Council rejects bid to retain unauthorised mosque

The house at Mincloon which is being used as a mosque.

Galway City Council has rejected an attempt to retain a controversial mosque which was built without planning permission in Mincloon.

Planners said the building – which has been mired in controversy since 2010 and served with several Enforcement and Warning Notices by the Council – adversely impact the rural area and neighbouring residents, that it is a substandard development and if allowed to remain in place, would cause a serious traffic and pedestrian hazard.

The owners of the house, Dr Saud Bajwa and Molon Bazlul Haque of the Western Islamic Cultural Centre, had sought permission to retain the use of the property as a place of worship by the Muslim community, to construct a weather porch to the front, and to mark off 16 car parking spaces.

They pointed out that the 2017-23 City Development Plan provides for the use of the house as a place of congregation and worship.

However, planners rejected the retention application, ruling that the place of worship would adversely impact upon the high quality rural and residential amenities because of noise from visitors, traffic and parking.

In his report, Executive Planner John Doody wrote: “There have been numerous inspections by the Planning Enforcement Section over a number of years which highlight an overflow of parking onto the adjacent rural roadway.”

The planning decision added that the basement living accommodation is substandard and the lack of glazing and direct sunlight “due to the subterranean nature of the basement” would permit an unacceptable living environment and establish an unacceptable precedent.

Planners also said that the narrow Letteragh Road, combined with limited capacity on other roads and limited parking would “impact adversely upon traffic and pedestrian safety in the area and thereby result in a serious traffic hazard”.

The Council said that the building is in close proximity to the Barna Stream and the applicants had failed to demonstrate the suitability of the site for the treatment and disposal of effluent – therefore it would be likely to create conditions prejudicial to public health.

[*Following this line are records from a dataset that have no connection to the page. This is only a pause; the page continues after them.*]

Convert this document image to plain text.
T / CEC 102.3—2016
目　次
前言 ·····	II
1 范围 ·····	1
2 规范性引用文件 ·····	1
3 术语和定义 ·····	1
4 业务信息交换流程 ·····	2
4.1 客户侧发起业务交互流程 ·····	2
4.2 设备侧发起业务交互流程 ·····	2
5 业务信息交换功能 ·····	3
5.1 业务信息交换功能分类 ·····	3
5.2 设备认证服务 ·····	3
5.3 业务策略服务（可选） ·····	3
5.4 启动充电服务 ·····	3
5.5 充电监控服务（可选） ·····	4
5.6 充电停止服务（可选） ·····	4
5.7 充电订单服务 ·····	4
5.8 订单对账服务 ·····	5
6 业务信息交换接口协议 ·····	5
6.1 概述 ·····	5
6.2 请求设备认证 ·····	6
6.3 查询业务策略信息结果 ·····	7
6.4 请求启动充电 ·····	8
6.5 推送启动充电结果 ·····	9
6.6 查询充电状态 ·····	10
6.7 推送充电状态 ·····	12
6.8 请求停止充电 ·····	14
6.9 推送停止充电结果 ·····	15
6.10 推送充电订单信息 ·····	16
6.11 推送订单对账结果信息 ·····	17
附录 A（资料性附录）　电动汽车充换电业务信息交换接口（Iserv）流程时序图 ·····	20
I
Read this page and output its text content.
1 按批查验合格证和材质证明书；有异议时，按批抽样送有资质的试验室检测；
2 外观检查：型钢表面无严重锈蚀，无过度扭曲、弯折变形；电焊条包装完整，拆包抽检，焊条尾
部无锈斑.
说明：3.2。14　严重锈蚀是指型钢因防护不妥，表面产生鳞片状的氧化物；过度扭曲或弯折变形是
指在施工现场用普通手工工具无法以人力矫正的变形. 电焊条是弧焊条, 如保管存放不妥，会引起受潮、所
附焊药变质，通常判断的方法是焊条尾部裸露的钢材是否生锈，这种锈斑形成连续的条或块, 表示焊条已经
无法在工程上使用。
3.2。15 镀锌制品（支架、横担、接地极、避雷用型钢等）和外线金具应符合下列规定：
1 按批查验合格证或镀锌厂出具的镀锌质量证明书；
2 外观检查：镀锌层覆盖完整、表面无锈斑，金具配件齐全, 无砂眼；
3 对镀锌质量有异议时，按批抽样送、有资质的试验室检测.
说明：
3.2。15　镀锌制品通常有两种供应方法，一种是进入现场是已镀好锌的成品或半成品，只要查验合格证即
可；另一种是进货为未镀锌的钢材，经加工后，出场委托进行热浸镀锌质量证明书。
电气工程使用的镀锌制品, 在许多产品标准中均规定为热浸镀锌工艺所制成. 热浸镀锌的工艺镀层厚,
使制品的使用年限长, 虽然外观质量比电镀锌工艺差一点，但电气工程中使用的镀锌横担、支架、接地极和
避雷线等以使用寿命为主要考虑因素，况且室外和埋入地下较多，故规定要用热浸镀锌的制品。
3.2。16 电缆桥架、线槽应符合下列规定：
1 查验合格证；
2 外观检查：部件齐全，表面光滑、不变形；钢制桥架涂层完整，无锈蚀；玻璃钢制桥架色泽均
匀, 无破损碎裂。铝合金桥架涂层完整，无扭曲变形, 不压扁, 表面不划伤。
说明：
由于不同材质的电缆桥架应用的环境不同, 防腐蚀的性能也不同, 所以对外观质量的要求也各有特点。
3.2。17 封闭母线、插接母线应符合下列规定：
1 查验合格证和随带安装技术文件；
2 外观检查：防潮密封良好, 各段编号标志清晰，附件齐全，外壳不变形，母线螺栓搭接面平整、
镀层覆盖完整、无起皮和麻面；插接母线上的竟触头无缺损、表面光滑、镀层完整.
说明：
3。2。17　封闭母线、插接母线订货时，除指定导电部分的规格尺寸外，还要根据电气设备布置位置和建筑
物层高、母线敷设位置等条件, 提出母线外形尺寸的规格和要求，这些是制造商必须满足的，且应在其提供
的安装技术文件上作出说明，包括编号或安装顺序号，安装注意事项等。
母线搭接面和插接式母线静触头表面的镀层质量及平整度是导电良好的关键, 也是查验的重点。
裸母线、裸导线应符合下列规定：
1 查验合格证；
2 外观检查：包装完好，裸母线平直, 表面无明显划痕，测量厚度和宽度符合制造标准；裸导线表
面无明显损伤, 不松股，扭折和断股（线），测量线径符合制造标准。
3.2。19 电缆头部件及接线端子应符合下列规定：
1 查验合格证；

There were five objections and submissions to the retention application, which mainly concerned the ongoing unauthorised use of the buildings as a place of assembly/worship and an “extremely high” level of cars.

“The suggestion that the use of the building as a place of worship/assembly is ancillary to a dwelling house is incorrect, the primary use is as a place of worship involving, at times, a large number of persons, meeting a number of times throughout the day.

“People currently arrive during the night and day ranging from 5am to 2am, which results in noise of cars day and night, generating disturbance in what is a quiet rural location

“The use of a loudspeaker at some meetings results in excessive noise, there is concern regarding the potential for the use of this loudspeaker at all meetings.

“The adjacent site is owned by the applicant and also used for parking cars,” the objections read.

The planning report notes that in 2010, refusal was recommended for the retention of a semi-basement and other changes to the house, but this was not accepted by the Director of Services for Planning, who issued a direction to issue a grant of planning.

In 2010, the Council’s Enforcement Section visited the site and found what was being built was vastly different from the single-storey house granted permission a year previously – this included an unauthorised basement living area, and a garage area had no garage door and was being partitioned into a number of rooms.

The Enforcement Officer also noted that the building had a “generous supply of electrical cabling”.

A warning letter and Enforcement Notice followed, and planning permission to regularise some of the changes to the development was subsequently sought and approved.

However, in 2013, there were further complaints to the Enforcement Section and an inspection found the rear of the property had been tarmacadamed for a carpark, a high timber fence had been built and the basement area contained bedrooms, a living area and kitchen, rather than the ‘study’ shown on drawings.

A further warning letter was served by the Council.

During discussions on the Draft City Development Plan (now passed) last December, there were 17 submissions made on proposals to vary the Development Plan to allow for a mosque on the site. Following a heated row in the chamber, councillors voted 11-7 to make the change – against the advice of Council officials.

The alteration to the Development Plan paved the way for the current planning application to be considered by city planners.

The decision is expected to be appealed to An Bord Pleanála.